ACAS have released advice for employers and employees when it comes to sick pay.
The government also has a COVID-19 section on Gov.uk with guidance for employees, employers and businesses.
If you don’t qualify for SSP
If you’re self-employed you will not usually be covered by SSP. You should be able to claim either Employment and Support Allowance (ESA) or Universal Credit.
The Chancellor announced “quicker and easier” access to Universal Credit for the self-employed and those working in the gig economy, as well as to ‘new style’ ESA. The government will also be temporarily relaxing the requirements of the minimum income floor in Universal Credit for those directly affected or self-isolating according to government advice for the duration of the outbreak.
Government-backed loans for small businesses
The government has also announced a new coronavirus Business Interruption Loan Scheme, delivered by the British Business Bank. The scheme will enable businesses to apply for a loan of up to £5 million, with the government covering up to 80% of any losses with no fees. Businesses can access the first six months of that finance interest-free, as the government will cover the first six months of interest payments.
Cash grants for small businesses
The government has announced that there will be a £10,000 cash grant to around 700,000 of the UK’s smallest businesses, delivered by local authorities. This was initially announced as a £3,000 grant in the Budget, but was increased in the Chancellor’s 17th March announcement.
Small businesses that pay little or no business rates and are eligible for small business rate relief (SBBR) or rural rate relief will be contacted by their local authority – they do not need to apply. The funding will be made available to local authorities in early April. Guidance for local authorities on the scheme will be provided shortly.
Delaying tax bill payments
A dedicated government helpline has been set up to help businesses and self-employed individuals in financial distress, and with outstanding tax liabilities, to receive support with their tax bills.

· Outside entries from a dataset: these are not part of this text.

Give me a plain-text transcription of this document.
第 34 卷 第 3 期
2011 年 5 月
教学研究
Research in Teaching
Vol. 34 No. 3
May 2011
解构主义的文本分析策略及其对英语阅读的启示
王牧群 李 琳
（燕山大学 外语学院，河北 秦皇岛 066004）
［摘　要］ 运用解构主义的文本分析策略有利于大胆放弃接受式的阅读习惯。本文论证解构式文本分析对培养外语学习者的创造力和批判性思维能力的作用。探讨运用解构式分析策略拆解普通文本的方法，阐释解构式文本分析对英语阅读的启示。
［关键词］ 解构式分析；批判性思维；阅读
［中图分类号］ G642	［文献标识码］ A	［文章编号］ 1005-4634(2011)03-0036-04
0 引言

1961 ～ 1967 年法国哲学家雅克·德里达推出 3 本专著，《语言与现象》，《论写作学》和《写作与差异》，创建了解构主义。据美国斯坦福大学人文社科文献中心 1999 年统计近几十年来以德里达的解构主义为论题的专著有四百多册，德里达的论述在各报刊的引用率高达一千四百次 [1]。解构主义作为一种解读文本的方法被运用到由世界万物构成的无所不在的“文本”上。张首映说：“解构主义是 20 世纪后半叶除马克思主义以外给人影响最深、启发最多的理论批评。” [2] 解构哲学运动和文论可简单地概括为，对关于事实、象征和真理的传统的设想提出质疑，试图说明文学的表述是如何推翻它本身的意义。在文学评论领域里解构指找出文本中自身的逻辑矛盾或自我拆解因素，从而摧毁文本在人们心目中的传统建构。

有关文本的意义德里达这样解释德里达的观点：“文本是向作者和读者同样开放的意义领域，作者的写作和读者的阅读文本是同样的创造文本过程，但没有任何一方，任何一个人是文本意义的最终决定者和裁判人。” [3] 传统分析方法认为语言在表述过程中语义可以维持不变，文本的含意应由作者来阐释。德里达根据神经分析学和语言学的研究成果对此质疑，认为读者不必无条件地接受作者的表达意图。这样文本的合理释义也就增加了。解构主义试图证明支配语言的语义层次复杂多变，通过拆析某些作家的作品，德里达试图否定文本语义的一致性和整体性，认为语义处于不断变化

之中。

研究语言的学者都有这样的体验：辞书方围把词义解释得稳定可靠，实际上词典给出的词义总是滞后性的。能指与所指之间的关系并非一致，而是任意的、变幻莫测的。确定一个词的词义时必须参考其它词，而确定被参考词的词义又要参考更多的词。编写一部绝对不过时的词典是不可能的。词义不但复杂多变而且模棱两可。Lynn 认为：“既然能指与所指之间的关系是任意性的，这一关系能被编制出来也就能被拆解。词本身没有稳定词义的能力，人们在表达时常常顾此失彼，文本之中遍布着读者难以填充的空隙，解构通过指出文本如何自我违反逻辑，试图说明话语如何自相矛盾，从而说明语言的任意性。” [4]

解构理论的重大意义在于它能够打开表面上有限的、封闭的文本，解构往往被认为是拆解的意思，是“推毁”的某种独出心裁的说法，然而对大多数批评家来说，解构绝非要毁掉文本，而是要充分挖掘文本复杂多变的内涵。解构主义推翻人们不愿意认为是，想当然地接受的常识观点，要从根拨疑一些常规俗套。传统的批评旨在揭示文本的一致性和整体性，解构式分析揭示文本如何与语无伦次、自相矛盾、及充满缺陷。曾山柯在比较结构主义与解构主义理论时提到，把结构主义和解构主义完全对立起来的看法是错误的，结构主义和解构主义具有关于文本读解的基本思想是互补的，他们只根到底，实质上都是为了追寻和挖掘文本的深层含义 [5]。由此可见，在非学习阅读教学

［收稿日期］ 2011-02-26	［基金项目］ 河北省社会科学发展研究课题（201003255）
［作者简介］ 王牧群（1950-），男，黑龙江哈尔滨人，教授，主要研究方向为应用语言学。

Through this, businesses may be able to agree a ‘Time to Pay’ arrangement with HMRC. During the coronavirus outbreak, the usual 3.5% annual interest on deferred tax payments should be waived. If you’re concerned about being able to pay your tax due to COVID-19, call HMRC’s dedicated helpline on 0800 0159 559.
Other measures announced include:
- giving all retail, hospitality and leisure businesses in England a 100% business rates holiday for the next 12 months
- providing a further £25,000 in direct grants to retail, hospitality and leisure businesses operating from smaller premises, with a rateable value over £15,000 and below £51,000
- Ensuring pre-payment and pay-as-you-go customers remain supported with energy through challenging times and supporting all customers in financial distress. An industry-wide agreementwas signed by all UK domestic suppliers and will come into force immediately.